As emphasized at the end of Metamorphosis by University of Barcelona researcher Filka Sekulova, echoing the thoughts of psychiatrist and writer Robert Jay Lifton, and Nikki Silvestri, mentioned earlier: “This crisis is an opportunity for transformation. Transformation that is beyond linear. Something going from one state to another that you couldn’t have anticipated” (Sekulova). “A swerve. Changes that are unclear and unexpected, large-scale and significant” (Lifton). “We actually have a choice about what that metamorphosis looks like” (Silvestri).[8]

The question remains: Will we succeed in transforming the world we live in?

I urge you to explore the three documentaries discussed in this post. You can also view other films on the environment and ecology by browsing the Our Planet in Focus channel.

 

[1]. Statistics taken from the Earth Day Canada website, earthday.ca.

[2]. Quote from Losing Blue (2023, dir. Leanne Allison), a production of the National Film Board of Canada.
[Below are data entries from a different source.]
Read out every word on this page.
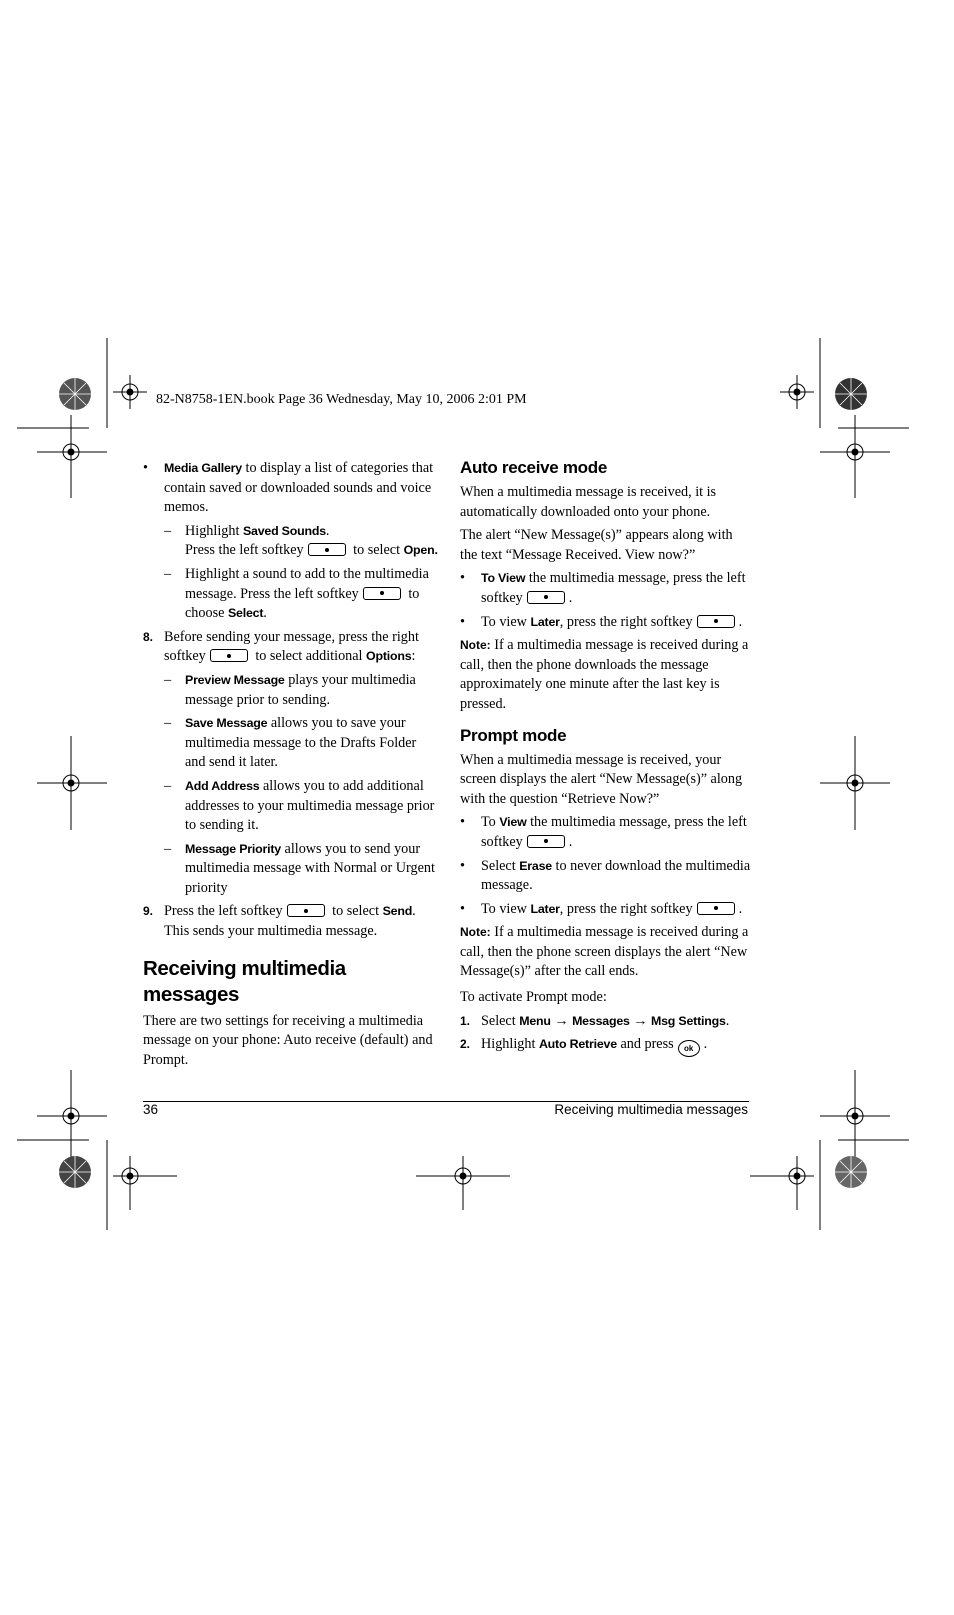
82-N8758-1EN.book Page 36 Wednesday, May 10, 2006 2:01 PM
• Media Gallery to display a list of categories that contain saved or downloaded sounds and voice memos.
– Highlight Saved Sounds.
Press the left softkey	to select Open.
– Highlight a sound to add to the multimedia message. Press the left softkey	to choose Select.
8. Before sending your message, press the right softkey	to select additional Options:
– Preview Message plays your multimedia message prior to sending.
– Save Message allows you to save your multimedia message to the Drafts Folder and send it later.
– Add Address allows you to add additional addresses to your multimedia message prior to sending it.
– Message Priority allows you to send your multimedia message with Normal or Urgent priority
9. Press the left softkey	to select Send. This sends your multimedia message.
Receiving multimedia messages
There are two settings for receiving a multimedia message on your phone: Auto receive (default) and Prompt.
Auto receive mode
When a multimedia message is received, it is automatically downloaded onto your phone.
The alert “New Message(s)” appears along with the text “Message Received. View now?”
• To View the multimedia message, press the left softkey	.
• To view Later, press the right softkey	.
Note: If a multimedia message is received during a call, then the phone downloads the message approximately one minute after the last key is pressed.
Prompt mode
When a multimedia message is received, your screen displays the alert “New Message(s)” along with the question “Retrieve Now?”
• To View the multimedia message, press the left softkey	.
• Select Erase to never download the multimedia message.
• To view Later, press the right softkey	.
Note: If a multimedia message is received during a call, then the phone screen displays the alert “New Message(s)” after the call ends.
To activate Prompt mode:
1. Select Menu → Messages → Msg Settings.
2. Highlight Auto Retrieve and press ok .
36	Receiving multimedia messages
[3]. Quote from The Magnitude of All Things (2020, dir. Jennifer Abbott), a production of Cedar Island Films, Flying Eye Productions, Magnitude Productions Inc. and the National Film Board of Canada.

[4]. Ibid.

[5]. Quote from Metamorphosis (2018, dir. Nova Ami and Velcrow Ripper), a production of Clique Pictures (Toronto), Transparent Film (Gibsons) and the National Film Board of Canada.

[6]. Quote from The Magnitude of All Things, op. cit.

[7]. Ibid.

[8]. Quote from Metamorphosis, op. cit.